3-La présomption «  de défaut d’entretien normal » doit être comprise au sens large. Elle concerne aussi bien le défaut de conception de fabrication, d’entretien et de signalisation des dangers de l’installation que son incapacité à remplir sa fonction. Dans la première espèce, les deux parties étaient en désaccord sur le rôle imparti à la grille de séparation entre les deux bains. Simple délimitation en vue de matérialiser une différence de profondeur entre le petit bain et la partie plus profonde du bassin pour la commune.

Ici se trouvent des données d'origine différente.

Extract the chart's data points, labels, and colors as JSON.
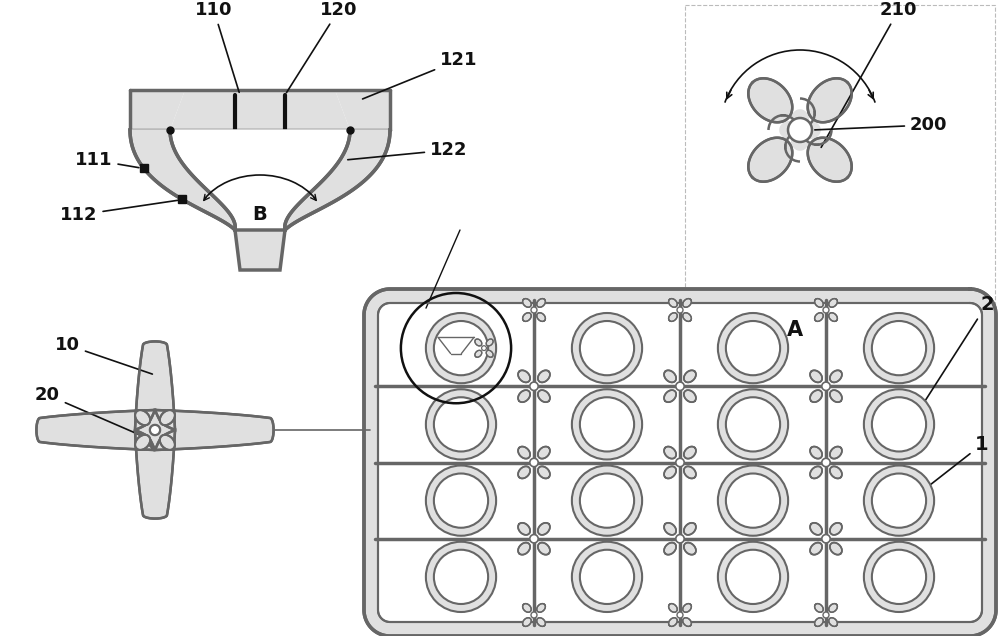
{
  "bg_color": "#ffffff",
  "lc": "#666666",
  "dc": "#111111",
  "fig_w": 10.0,
  "fig_h": 6.36,
  "dpi": 100,
  "gray_fill": "#c8c8c8",
  "light_gray": "#e0e0e0",
  "white": "#ffffff"
}
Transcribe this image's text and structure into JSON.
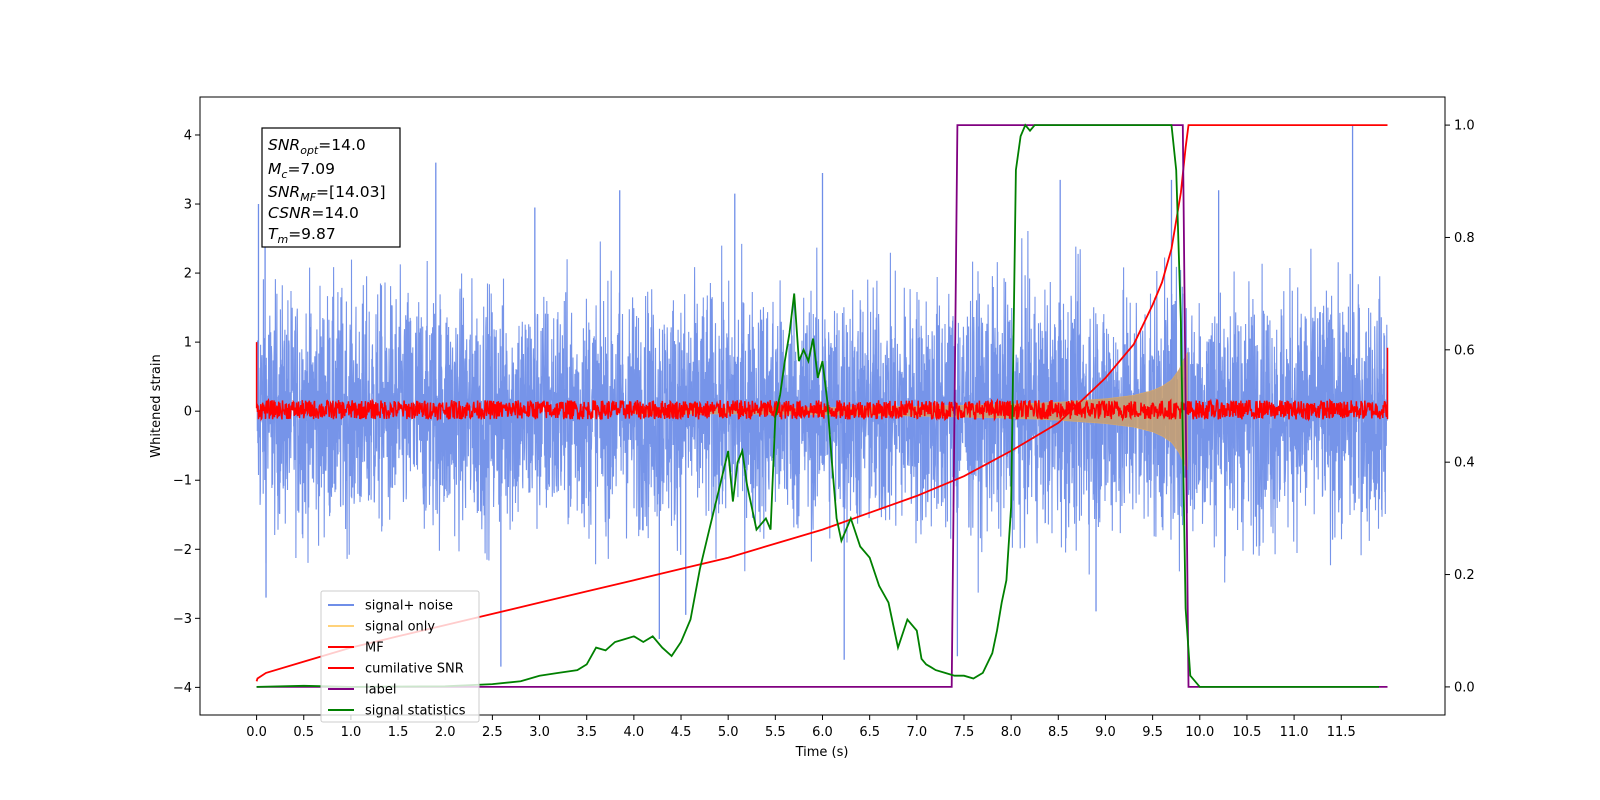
{
  "chart_data": {
    "type": "line",
    "xlabel": "Time (s)",
    "ylabel": "Whitened strain",
    "xlim": [
      -0.6,
      12.6
    ],
    "ylim": [
      -4.4,
      4.55
    ],
    "y2lim": [
      -0.05,
      1.05
    ],
    "x_ticks": [
      0.0,
      0.5,
      1.0,
      1.5,
      2.0,
      2.5,
      3.0,
      3.5,
      4.0,
      4.5,
      5.0,
      5.5,
      6.0,
      6.5,
      7.0,
      7.5,
      8.0,
      8.5,
      9.0,
      9.5,
      10.0,
      10.5,
      11.0,
      11.5
    ],
    "x_tick_labels": [
      "0.0",
      "0.5",
      "1.0",
      "1.5",
      "2.0",
      "2.5",
      "3.0",
      "3.5",
      "4.0",
      "4.5",
      "5.0",
      "5.5",
      "6.0",
      "6.5",
      "7.0",
      "7.5",
      "8.0",
      "8.5",
      "9.0",
      "9.5",
      "10.0",
      "10.5",
      "11.0",
      "11.5"
    ],
    "y_ticks": [
      -4,
      -3,
      -2,
      -1,
      0,
      1,
      2,
      3,
      4
    ],
    "y_tick_labels": [
      "−4",
      "−3",
      "−2",
      "−1",
      "0",
      "1",
      "2",
      "3",
      "4"
    ],
    "y2_ticks": [
      0.0,
      0.2,
      0.4,
      0.6,
      0.8,
      1.0
    ],
    "y2_tick_labels": [
      "0.0",
      "0.2",
      "0.4",
      "0.6",
      "0.8",
      "1.0"
    ],
    "grid": false,
    "legend_position": "lower-left",
    "annotation": {
      "snr_opt": {
        "symbol": "SNR",
        "sub": "opt",
        "value": "=14.0"
      },
      "mc": {
        "symbol": "M",
        "sub": "c",
        "value": "=7.09"
      },
      "snr_mf": {
        "symbol": "SNR",
        "sub": "MF",
        "value": "=[14.03]"
      },
      "csnr": {
        "symbol": "CSNR",
        "sub": "",
        "value": "=14.0"
      },
      "tm": {
        "symbol": "T",
        "sub": "m",
        "value": "=9.87"
      }
    },
    "series": [
      {
        "name": "signal+ noise",
        "color": "#6f8ee8",
        "axis": "left",
        "kind": "noise",
        "x_range": [
          0.0,
          11.99
        ],
        "envelope_points": {
          "x": [
            0,
            2,
            4,
            6,
            8,
            10,
            11.99
          ],
          "upper": [
            2.2,
            2.3,
            2.2,
            2.3,
            2.3,
            2.4,
            2.2
          ],
          "lower": [
            -2.2,
            -2.3,
            -2.2,
            -2.3,
            -2.3,
            -2.4,
            -2.2
          ]
        },
        "peaks": [
          [
            0.02,
            3.0
          ],
          [
            0.09,
            2.85
          ],
          [
            1.9,
            3.6
          ],
          [
            2.95,
            2.95
          ],
          [
            3.85,
            3.2
          ],
          [
            5.07,
            3.15
          ],
          [
            6.0,
            3.45
          ],
          [
            8.52,
            3.35
          ],
          [
            9.7,
            3.35
          ],
          [
            10.2,
            3.2
          ],
          [
            11.62,
            4.15
          ],
          [
            0.1,
            -2.7
          ],
          [
            2.59,
            -3.7
          ],
          [
            4.27,
            -3.3
          ],
          [
            4.55,
            -2.95
          ],
          [
            6.23,
            -3.6
          ],
          [
            7.43,
            -3.55
          ],
          [
            8.9,
            -2.9
          ]
        ]
      },
      {
        "name": "signal only",
        "color": "#ffd27a",
        "axis": "left",
        "kind": "chirp",
        "t_merge": 9.87,
        "amplitude_points": {
          "x": [
            0,
            5,
            6,
            7,
            8,
            8.5,
            9,
            9.3,
            9.5,
            9.6,
            9.7,
            9.78,
            9.83,
            9.87
          ],
          "y": [
            0.03,
            0.04,
            0.05,
            0.07,
            0.1,
            0.13,
            0.18,
            0.23,
            0.3,
            0.36,
            0.45,
            0.6,
            0.75,
            0.85
          ]
        }
      },
      {
        "name": "MF",
        "color": "#ff0000",
        "axis": "left",
        "kind": "mf",
        "x_range": [
          0.0,
          11.99
        ],
        "band": [
          -0.08,
          0.12
        ],
        "edge_values": [
          1.0,
          0.92
        ]
      },
      {
        "name": "cumilative SNR",
        "color": "#ff0000",
        "axis": "right",
        "kind": "line",
        "x": [
          0.0,
          0.01,
          0.1,
          0.5,
          1.0,
          1.5,
          2.0,
          2.5,
          3.0,
          3.5,
          4.0,
          4.5,
          5.0,
          5.5,
          6.0,
          6.5,
          7.0,
          7.5,
          8.0,
          8.5,
          9.0,
          9.3,
          9.5,
          9.6,
          9.7,
          9.75,
          9.8,
          9.85,
          9.88,
          9.9,
          11.99
        ],
        "y": [
          0.01,
          0.015,
          0.025,
          0.045,
          0.07,
          0.09,
          0.11,
          0.13,
          0.15,
          0.17,
          0.19,
          0.21,
          0.23,
          0.255,
          0.28,
          0.31,
          0.34,
          0.375,
          0.42,
          0.47,
          0.55,
          0.61,
          0.68,
          0.72,
          0.78,
          0.83,
          0.88,
          0.96,
          1.0,
          1.0,
          1.0
        ]
      },
      {
        "name": "label",
        "color": "#800080",
        "axis": "right",
        "kind": "line",
        "x": [
          0.0,
          7.37,
          7.43,
          9.82,
          9.88,
          11.99
        ],
        "y": [
          0.0,
          0.0,
          1.0,
          1.0,
          0.0,
          0.0
        ]
      },
      {
        "name": "signal statistics",
        "color": "#008000",
        "axis": "right",
        "kind": "line",
        "x": [
          0.0,
          0.5,
          1.0,
          2.0,
          2.5,
          2.8,
          3.0,
          3.2,
          3.4,
          3.5,
          3.6,
          3.7,
          3.8,
          3.9,
          4.0,
          4.1,
          4.2,
          4.3,
          4.4,
          4.5,
          4.6,
          4.7,
          4.8,
          4.9,
          5.0,
          5.05,
          5.1,
          5.15,
          5.2,
          5.3,
          5.4,
          5.45,
          5.5,
          5.55,
          5.6,
          5.65,
          5.7,
          5.75,
          5.8,
          5.85,
          5.9,
          5.95,
          6.0,
          6.05,
          6.1,
          6.15,
          6.2,
          6.3,
          6.4,
          6.5,
          6.6,
          6.7,
          6.8,
          6.9,
          7.0,
          7.05,
          7.1,
          7.15,
          7.2,
          7.3,
          7.4,
          7.5,
          7.6,
          7.7,
          7.8,
          7.85,
          7.9,
          7.95,
          8.0,
          8.05,
          8.1,
          8.15,
          8.2,
          8.25,
          8.3,
          8.35,
          8.4,
          8.5,
          8.6,
          8.7,
          8.8,
          9.0,
          9.2,
          9.4,
          9.6,
          9.7,
          9.75,
          9.8,
          9.85,
          9.9,
          10.0,
          11.9
        ],
        "y": [
          0.0,
          0.002,
          0.0,
          0.001,
          0.005,
          0.01,
          0.02,
          0.025,
          0.03,
          0.04,
          0.07,
          0.065,
          0.08,
          0.085,
          0.09,
          0.08,
          0.09,
          0.07,
          0.055,
          0.08,
          0.12,
          0.21,
          0.28,
          0.35,
          0.42,
          0.33,
          0.4,
          0.42,
          0.36,
          0.28,
          0.3,
          0.28,
          0.48,
          0.52,
          0.58,
          0.63,
          0.7,
          0.58,
          0.6,
          0.58,
          0.62,
          0.55,
          0.58,
          0.51,
          0.4,
          0.3,
          0.26,
          0.3,
          0.25,
          0.23,
          0.18,
          0.15,
          0.07,
          0.12,
          0.1,
          0.05,
          0.04,
          0.035,
          0.03,
          0.025,
          0.02,
          0.02,
          0.015,
          0.025,
          0.06,
          0.1,
          0.15,
          0.19,
          0.32,
          0.92,
          0.98,
          1.0,
          0.99,
          1.0,
          1.0,
          1.0,
          1.0,
          1.0,
          1.0,
          1.0,
          1.0,
          1.0,
          1.0,
          1.0,
          1.0,
          1.0,
          0.92,
          0.65,
          0.14,
          0.02,
          0.0,
          0.0
        ]
      }
    ]
  }
}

Barrière de sécurité destinée à empêcher le passage des usagers pour les parents.

4-Le tribunal administratif avait donné raison à la commune et conclu à un défaut d’aménagement normal de l’ouvrage après avoir observé que la grille était facilement franchissable et, par conséquent, n’offrait pas de protection adaptée aux dangers encourus par les jeunes enfants ne sachant pas nager. La Cour d’appel considère, au contraire, à la lumière de l’instruction, que la grille litigieuse n’avait pas pour finalité d’empêcher le passage d’usagers entre les deux bains mais seulement de délimiter un petit bain et un bassin moyen de sorte qu’elle aurait normalement rempli sa fonction. Dans ces conditions, il aurait été utile de rechercher si la signalisation des profondeurs entre les deux parties du bassin était suffisamment visible pour alerter les usagers, faute de quoi l’ouvrage aurait été affecté d’un défaut d’entretien normal. Mais la question n’ayant pas été soulevée, il est impossible de conclure sur ce point.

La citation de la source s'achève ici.